You can watch the trailer below and read THR’s interview with director Radice here.
Kelly & Cal
Motherhood in suburbia is not easy for former punk rocker Kelly (Juliette Lewis), who is suffering from postpartum depression mixed with nostalgia for her Riot Grrl days. Enter Cal (Jonny Weston), a 17-year old boy recently confined to a wheelchair after a mysterious accident, who tries to bum a cigarette through a fence and comments on Kelly’s breasts. The two strike up an unusual friendship over a mutual rebellious streak and longing for their former lives.
Amongst the critics who enjoyed Kelly & Cal, including THR’s John DeFore, it is the chemistry between Lewis and Weston, who make the unlikely friendship both believable and entertaining, that is key to the film's success.
In what is starting to become a trend for larger profile indies like Snowpiercer and The Trip To Italy, Frank has been released on VOD just three weeks after opening theatrically in major cities, where the film grew to 52 theaters and made just over $300,000 in box office.

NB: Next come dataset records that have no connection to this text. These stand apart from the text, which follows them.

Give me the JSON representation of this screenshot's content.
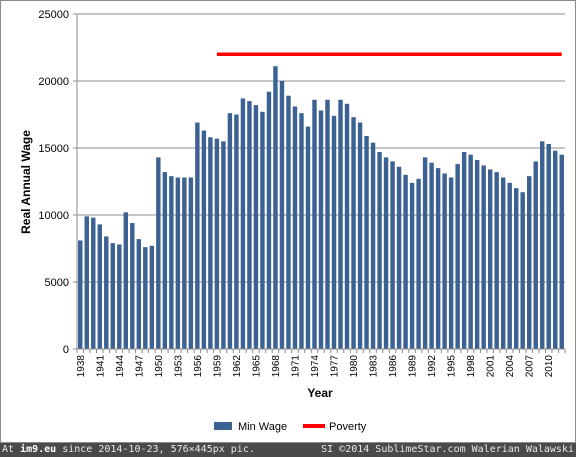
{
  "chart_data": {
    "type": "bar",
    "ylabel": "Real Annual Wage",
    "xlabel": "Year",
    "ylim": [
      0,
      25000
    ],
    "y_ticks": [
      0,
      5000,
      10000,
      15000,
      20000,
      25000
    ],
    "y_tick_labels": [
      "0",
      "5000",
      "10000",
      "15000",
      "20000",
      "25000"
    ],
    "grid": "horizontal",
    "legend_position": "bottom",
    "years": [
      1938,
      1939,
      1940,
      1941,
      1942,
      1943,
      1944,
      1945,
      1946,
      1947,
      1948,
      1949,
      1950,
      1951,
      1952,
      1953,
      1954,
      1955,
      1956,
      1957,
      1958,
      1959,
      1960,
      1961,
      1962,
      1963,
      1964,
      1965,
      1966,
      1967,
      1968,
      1969,
      1970,
      1971,
      1972,
      1973,
      1974,
      1975,
      1976,
      1977,
      1978,
      1979,
      1980,
      1981,
      1982,
      1983,
      1984,
      1985,
      1986,
      1987,
      1988,
      1989,
      1990,
      1991,
      1992,
      1993,
      1994,
      1995,
      1996,
      1997,
      1998,
      1999,
      2000,
      2001,
      2002,
      2003,
      2004,
      2005,
      2006,
      2007,
      2008,
      2009,
      2010,
      2011,
      2012
    ],
    "x_tick_labels": [
      "1938",
      "1941",
      "1944",
      "1947",
      "1950",
      "1953",
      "1956",
      "1959",
      "1962",
      "1965",
      "1968",
      "1971",
      "1974",
      "1977",
      "1980",
      "1983",
      "1986",
      "1989",
      "1992",
      "1995",
      "1998",
      "2001",
      "2004",
      "2007",
      "2010"
    ],
    "series": [
      {
        "name": "Min Wage",
        "type": "bar",
        "color": "#3c6293",
        "values": [
          8100,
          9900,
          9800,
          9300,
          8400,
          7900,
          7800,
          10200,
          9400,
          8200,
          7600,
          7700,
          14300,
          13200,
          12900,
          12800,
          12800,
          12800,
          16900,
          16300,
          15800,
          15700,
          15500,
          17600,
          17500,
          18700,
          18500,
          18200,
          17700,
          19200,
          21100,
          20000,
          18900,
          18100,
          17600,
          16600,
          18600,
          17800,
          18600,
          17400,
          18600,
          18300,
          17300,
          16900,
          15900,
          15400,
          14700,
          14300,
          14000,
          13600,
          13000,
          12400,
          12700,
          14300,
          13900,
          13500,
          13100,
          12800,
          13800,
          14700,
          14500,
          14100,
          13700,
          13400,
          13200,
          12800,
          12400,
          12000,
          11700,
          12900,
          14000,
          15500,
          15300,
          14800,
          14500
        ]
      },
      {
        "name": "Poverty",
        "type": "line",
        "color": "#ff0000",
        "x_range": [
          1959,
          2012
        ],
        "value": 22000
      }
    ]
  },
  "footer": {
    "left_prefix": "At ",
    "left_site": "im9.eu",
    "left_suffix": " since 2014-10-23, 576×445px pic.",
    "right": "SI ©2014 SublimeStar.com Walerian Walawski"
  }
}
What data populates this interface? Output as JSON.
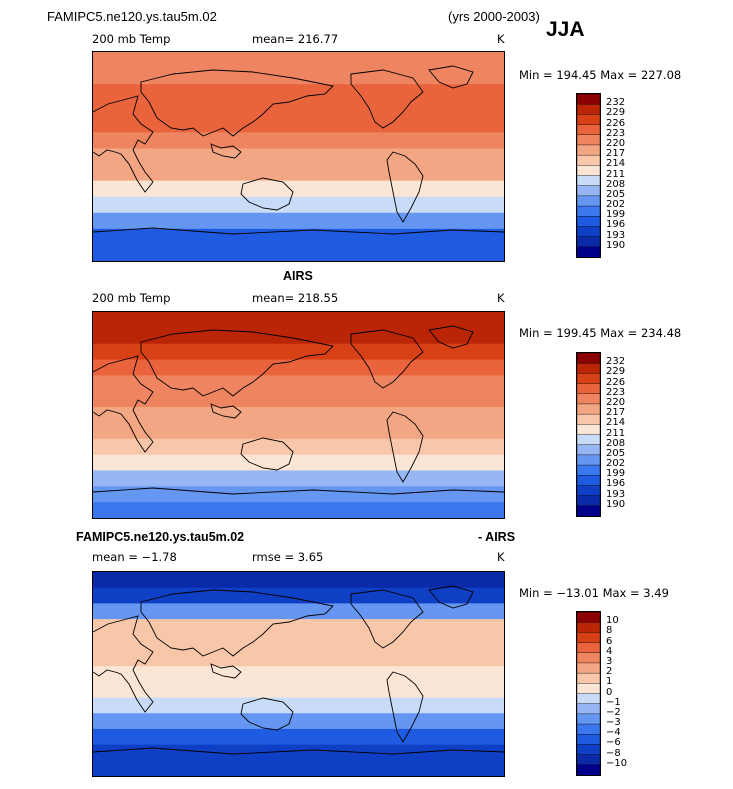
{
  "header": {
    "case_name": "FAMIPC5.ne120.ys.tau5m.02",
    "years": "(yrs 2000-2003)",
    "season": "JJA"
  },
  "panels": [
    {
      "title": "",
      "variable": "200 mb Temp",
      "stat": "mean= 216.77",
      "unit": "K",
      "minmax": "Min = 194.45 Max = 227.08"
    },
    {
      "title": "AIRS",
      "variable": "200 mb Temp",
      "stat": "mean= 218.55",
      "unit": "K",
      "minmax": "Min = 199.45 Max = 234.48"
    },
    {
      "title_left": "FAMIPC5.ne120.ys.tau5m.02",
      "title_right": "- AIRS",
      "stat": "mean =  −1.78",
      "rmse": "rmse =    3.65",
      "unit": "K",
      "minmax": "Min = −13.01 Max =    3.49"
    }
  ],
  "colors": {
    "temp_scale": [
      "#00008b",
      "#0a2aa8",
      "#0f3fc4",
      "#1f5be0",
      "#3b78ef",
      "#6596f2",
      "#96b7f4",
      "#c8dbf7",
      "#fbe6d6",
      "#f8c7aa",
      "#f3a683",
      "#ef8560",
      "#e9643c",
      "#d84016",
      "#b92505",
      "#8b0000"
    ],
    "diff_scale": [
      "#00008b",
      "#0a2aa8",
      "#0f3fc4",
      "#1f5be0",
      "#3b78ef",
      "#6596f2",
      "#96b7f4",
      "#c8dbf7",
      "#fbe6d6",
      "#f8c7aa",
      "#f3a683",
      "#ef8560",
      "#e9643c",
      "#d84016",
      "#b92505",
      "#8b0000"
    ]
  },
  "chart_data": [
    {
      "type": "heatmap",
      "title": "FAMIPC5.ne120.ys.tau5m.02 200 mb Temp JJA",
      "mean": 216.77,
      "min": 194.45,
      "max": 227.08,
      "unit": "K",
      "colorbar_levels": [
        "232",
        "229",
        "226",
        "223",
        "220",
        "217",
        "214",
        "211",
        "208",
        "205",
        "202",
        "199",
        "196",
        "193",
        "190"
      ],
      "zonal_profile_values": [
        220,
        222,
        224,
        225,
        224,
        221,
        219,
        217,
        213,
        208,
        202,
        198,
        196
      ]
    },
    {
      "type": "heatmap",
      "title": "AIRS 200 mb Temp JJA",
      "mean": 218.55,
      "min": 199.45,
      "max": 234.48,
      "unit": "K",
      "colorbar_levels": [
        "232",
        "229",
        "226",
        "223",
        "220",
        "217",
        "214",
        "211",
        "208",
        "205",
        "202",
        "199",
        "196",
        "193",
        "190"
      ],
      "zonal_profile_values": [
        231,
        229,
        227,
        223,
        221,
        220,
        219,
        218,
        214,
        211,
        207,
        204,
        201
      ]
    },
    {
      "type": "heatmap",
      "title": "FAMIPC5.ne120.ys.tau5m.02 - AIRS",
      "mean": -1.78,
      "rmse": 3.65,
      "min": -13.01,
      "max": 3.49,
      "unit": "K",
      "colorbar_levels": [
        "10",
        "8",
        "6",
        "4",
        "3",
        "2",
        "1",
        "0",
        "−1",
        "−2",
        "−3",
        "−4",
        "−6",
        "−8",
        "−10"
      ],
      "zonal_profile_values": [
        -9,
        -7,
        -3,
        1,
        1.5,
        1,
        0.5,
        0.5,
        -1,
        -3,
        -5,
        -7,
        -8
      ]
    }
  ]
}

One of the challenges for distributor Magnolia with Frank has been how to market and explain a film about an experimental rock band whose leader wears a large artificial head with a cartoon face painted on it – especially when that mask is covering the face of leading man Michael Fassbender.

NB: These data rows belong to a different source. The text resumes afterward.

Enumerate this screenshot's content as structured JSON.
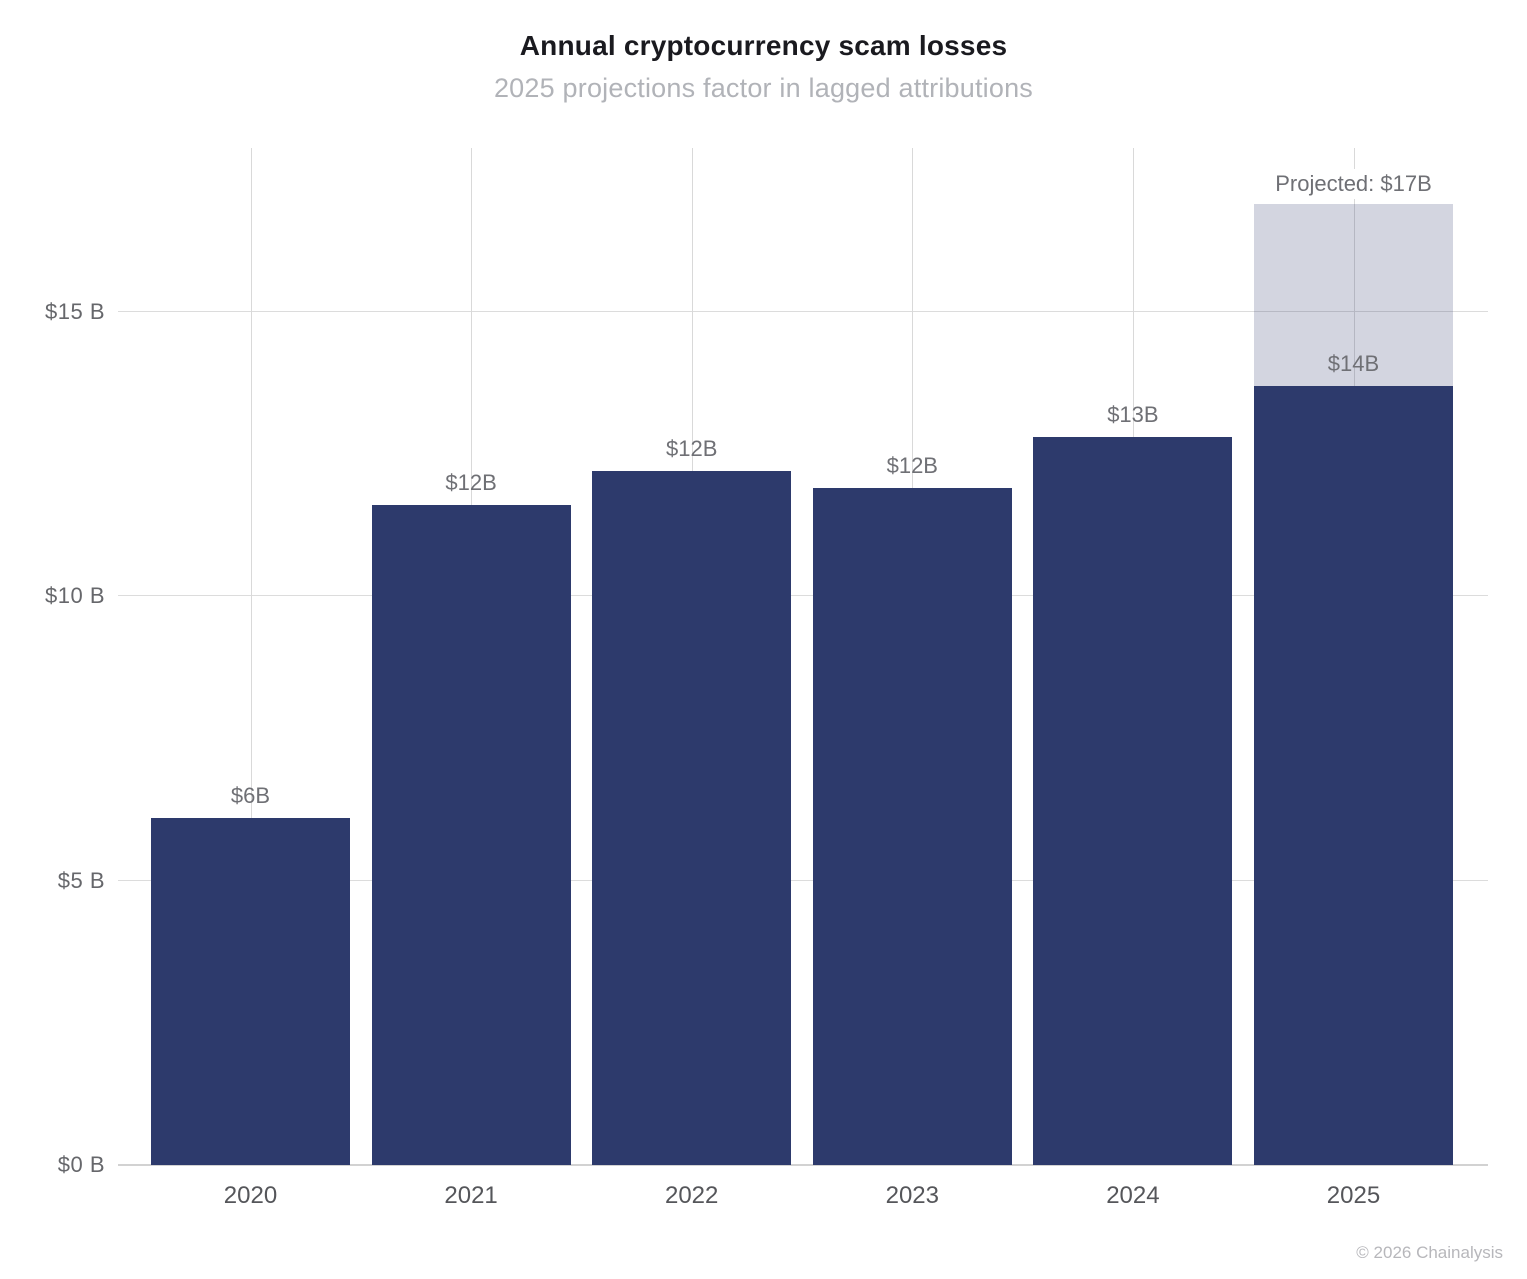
{
  "header": {
    "title": "Annual cryptocurrency scam losses",
    "subtitle": "2025 projections factor in lagged attributions"
  },
  "footer": {
    "copyright": "© 2026 Chainalysis"
  },
  "colors": {
    "bar_actual": "#2d3a6c",
    "bar_projected_fill": "rgba(45, 58, 108, 0.21)",
    "gridline": "#dcdcdc",
    "label_gray": "#6f7075"
  },
  "chart_data": {
    "type": "bar",
    "stacked": true,
    "title": "Annual cryptocurrency scam losses",
    "subtitle": "2025 projections factor in lagged attributions",
    "categories": [
      "2020",
      "2021",
      "2022",
      "2023",
      "2024",
      "2025"
    ],
    "series": [
      {
        "name": "actual",
        "color": "#2d3a6c",
        "values": [
          6.1,
          11.6,
          12.2,
          11.9,
          12.8,
          13.7
        ]
      },
      {
        "name": "projected-additional",
        "color": "rgba(45, 58, 108, 0.21)",
        "values": [
          0,
          0,
          0,
          0,
          0,
          3.2
        ]
      }
    ],
    "bar_labels": [
      "$6B",
      "$12B",
      "$12B",
      "$12B",
      "$13B",
      "$14B"
    ],
    "projected_annotation": "Projected: $17B",
    "projected_total": 16.9,
    "yticks": [
      {
        "value": 0,
        "label": "$0 B"
      },
      {
        "value": 5,
        "label": "$5 B"
      },
      {
        "value": 10,
        "label": "$10 B"
      },
      {
        "value": 15,
        "label": "$15 B"
      }
    ],
    "ylim": [
      0,
      17.88
    ],
    "xlabel": "",
    "ylabel": "",
    "grid": true,
    "legend_position": "none"
  }
}
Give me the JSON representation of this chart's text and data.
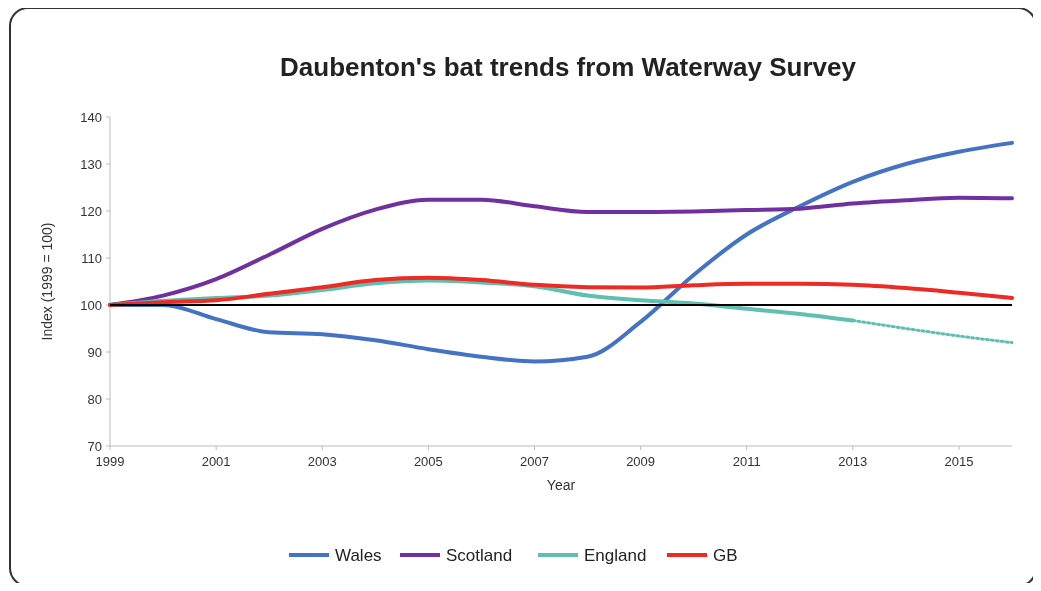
{
  "chart_data": {
    "type": "line",
    "title": "Daubenton's bat trends from Waterway Survey",
    "xlabel": "Year",
    "ylabel": "Index (1999 = 100)",
    "x": [
      1999,
      2000,
      2001,
      2002,
      2003,
      2004,
      2005,
      2006,
      2007,
      2008,
      2009,
      2010,
      2011,
      2012,
      2013,
      2014,
      2015,
      2016
    ],
    "xlim": [
      1999,
      2016
    ],
    "xticks": [
      1999,
      2001,
      2003,
      2005,
      2007,
      2009,
      2011,
      2013,
      2015
    ],
    "ylim": [
      70,
      140
    ],
    "yticks": [
      70,
      80,
      90,
      100,
      110,
      120,
      130,
      140
    ],
    "grid": false,
    "legend": "bottom",
    "marker": "none",
    "line_style": "solid",
    "ref_lines": [
      {
        "axis": "y",
        "value": 100,
        "color": "#000000"
      }
    ],
    "series": [
      {
        "name": "Wales",
        "color": "#4472c4",
        "values": [
          100,
          100,
          97,
          94.2,
          93.8,
          92.5,
          90.6,
          89,
          88,
          89,
          96.4,
          106.4,
          115,
          121,
          126.2,
          130,
          132.6,
          134.5
        ]
      },
      {
        "name": "Scotland",
        "color": "#7030a0",
        "values": [
          100,
          102,
          105.5,
          110.7,
          116.2,
          120.3,
          122.4,
          122.4,
          121,
          119.8,
          119.8,
          119.9,
          120.2,
          120.5,
          121.6,
          122.3,
          122.8,
          122.7
        ]
      },
      {
        "name": "England",
        "color": "#5fbfb0",
        "x": [
          1999,
          2000,
          2001,
          2002,
          2003,
          2004,
          2005,
          2006,
          2007,
          2008,
          2009,
          2010,
          2011,
          2012,
          2013
        ],
        "values": [
          100,
          100.9,
          101.5,
          102,
          103.2,
          104.6,
          105.2,
          104.8,
          104,
          102,
          101,
          100.3,
          99.2,
          98.1,
          96.7
        ]
      },
      {
        "color": "#5fbfb0",
        "line_style": "dotted",
        "x": [
          2013,
          2014,
          2015,
          2016
        ],
        "values": [
          96.7,
          95,
          93.4,
          92
        ]
      },
      {
        "name": "GB",
        "color": "#ee2a24",
        "values": [
          100,
          100.6,
          101,
          102.4,
          103.8,
          105.3,
          105.8,
          105.3,
          104.3,
          103.8,
          103.7,
          104.2,
          104.5,
          104.5,
          104.3,
          103.6,
          102.6,
          101.5
        ]
      }
    ]
  }
}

The film has largely been well received by critics, scoring a 92 on the Tomatometer, although its quirky charms eluded THR’s Todd McCarthy, who wrote: “Irish director Lenny Abrahamson clearly means to beguile with this weird mix of moods and methods -- goofy comedy here, sudden slashes of tragedy there, momentary eruptions of musical inspiration overshadowed by admitted mediocrity -- but the mash-up of elements combine with a singularly unpleasant roster of characters to create a work of genuinely off-putting quirkiness.”
You watch the trailer for Frank here.